The Budget confirmed that improvements to R&D tax incentives that had previously been announced will feature in the 2012 Finance Bill and will be effective from 1 April 2012. These include:
- An increase in the rate of enhancement of tax relief for qualifying R&D expenditure from 100% to 125%. This means that £100 of eligible R&D costs will give a tax deduction of £225;
- The current cap on the amount of payable credits that can be claimed (limited to the PAYE and National Insurance paid by the company in the period) will be removed; and
- The £10,000 minimum qualifying expenditure for a claim will be removed
The Chancellor also confirmed that legislation will be tabled in Finance Bill 2012 to introduce new tax incentives for companies making profits from UK and European patents. The draft legislation for these tax incentives had previously been published in December 2011 after consultation with industry and professionals.
The Patent Box will complement the existing tax incentives for Research and Development and will effectively allow eligible claimant companies to apply a corporation tax rate of just 10% to its profits within the Patent Box. The new tax incentives will be phased in over a four to five year period from 1 April 2013 and according to Treasury figures, the Patent Box is expected to deliver total annual tax savings to UK business of almost £1 billion.
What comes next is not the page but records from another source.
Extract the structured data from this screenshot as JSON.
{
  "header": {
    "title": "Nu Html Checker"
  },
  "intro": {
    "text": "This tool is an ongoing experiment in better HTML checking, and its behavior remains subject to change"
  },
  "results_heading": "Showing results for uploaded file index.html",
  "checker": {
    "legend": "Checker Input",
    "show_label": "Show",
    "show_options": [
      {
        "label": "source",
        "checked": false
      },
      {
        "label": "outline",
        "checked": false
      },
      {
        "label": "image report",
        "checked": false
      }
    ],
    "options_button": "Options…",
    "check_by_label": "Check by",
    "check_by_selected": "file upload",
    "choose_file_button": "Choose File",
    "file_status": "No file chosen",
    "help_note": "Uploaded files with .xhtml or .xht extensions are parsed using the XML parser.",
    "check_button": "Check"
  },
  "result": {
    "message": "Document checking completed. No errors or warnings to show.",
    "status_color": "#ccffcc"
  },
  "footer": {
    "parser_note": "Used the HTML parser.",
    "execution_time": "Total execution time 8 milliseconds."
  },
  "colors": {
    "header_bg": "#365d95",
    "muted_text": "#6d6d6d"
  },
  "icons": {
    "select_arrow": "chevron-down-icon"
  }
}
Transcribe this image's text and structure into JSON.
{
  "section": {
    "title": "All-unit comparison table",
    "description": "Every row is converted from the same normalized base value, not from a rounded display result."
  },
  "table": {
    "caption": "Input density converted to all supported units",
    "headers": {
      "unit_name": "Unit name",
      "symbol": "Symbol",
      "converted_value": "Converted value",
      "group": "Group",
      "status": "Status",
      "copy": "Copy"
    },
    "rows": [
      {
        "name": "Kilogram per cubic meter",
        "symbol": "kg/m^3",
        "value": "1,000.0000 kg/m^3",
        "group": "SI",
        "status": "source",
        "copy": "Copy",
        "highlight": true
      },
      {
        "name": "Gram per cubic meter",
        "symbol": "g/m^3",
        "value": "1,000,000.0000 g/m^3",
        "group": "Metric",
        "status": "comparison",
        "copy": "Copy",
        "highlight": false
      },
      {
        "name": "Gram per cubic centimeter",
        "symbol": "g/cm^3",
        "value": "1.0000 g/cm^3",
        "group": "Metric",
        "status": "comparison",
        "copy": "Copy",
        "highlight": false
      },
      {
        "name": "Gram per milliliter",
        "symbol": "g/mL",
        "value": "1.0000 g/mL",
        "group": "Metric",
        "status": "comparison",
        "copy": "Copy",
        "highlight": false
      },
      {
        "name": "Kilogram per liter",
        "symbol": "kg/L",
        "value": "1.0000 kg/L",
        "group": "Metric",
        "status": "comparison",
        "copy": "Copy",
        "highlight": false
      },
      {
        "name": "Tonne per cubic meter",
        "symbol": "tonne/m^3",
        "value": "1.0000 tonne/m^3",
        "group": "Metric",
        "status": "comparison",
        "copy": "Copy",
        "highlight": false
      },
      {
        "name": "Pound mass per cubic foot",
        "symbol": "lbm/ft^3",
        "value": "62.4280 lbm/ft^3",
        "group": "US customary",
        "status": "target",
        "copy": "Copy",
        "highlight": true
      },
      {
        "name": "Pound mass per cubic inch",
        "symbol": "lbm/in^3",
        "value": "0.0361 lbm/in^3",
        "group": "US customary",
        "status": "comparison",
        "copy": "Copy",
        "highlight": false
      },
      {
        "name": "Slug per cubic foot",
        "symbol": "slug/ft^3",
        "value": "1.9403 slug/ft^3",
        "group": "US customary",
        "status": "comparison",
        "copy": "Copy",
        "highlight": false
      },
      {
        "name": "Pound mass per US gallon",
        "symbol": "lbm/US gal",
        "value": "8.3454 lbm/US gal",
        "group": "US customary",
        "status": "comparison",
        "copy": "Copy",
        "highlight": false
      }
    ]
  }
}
Some key features of the Patent Box proposals are as follows:
- it will apply to existing patents as well as new patents;
- it will apply to worldwide profits generated from qualifying patents;
- there is a mechanism for it effectively to apply to profits arising during the ‘patent pending’ period, provided appropriate action is taken in advance;
- it is not sector specific; any company with qualifying IP will be eligible;
- it will apply to profits from products incorporating patented technologies, only one patent is required for the whole of the profits on the product to come within the Patent Box
- it will include not only profits from sales of patented products but also other forms of patent profits, for example royalties from exclusive licences, sale of the patent, damages for infringement etc
- patented tools and patented processes used in the production process can effectively be included; the attributable profits are identified via a notional royalty
It should be noted that the Patent Box tax incentives will not apply automatically; they must actively be claimed through the company’s corporation tax self assessment return.
There is also a beneficial interaction with R&D tax incentives; the more expenditure identified as qualifying R&D, the more profits will qualify for the 10% Patent Box tax rate.
The Patent Box tax savings may be optimised with some advance planning.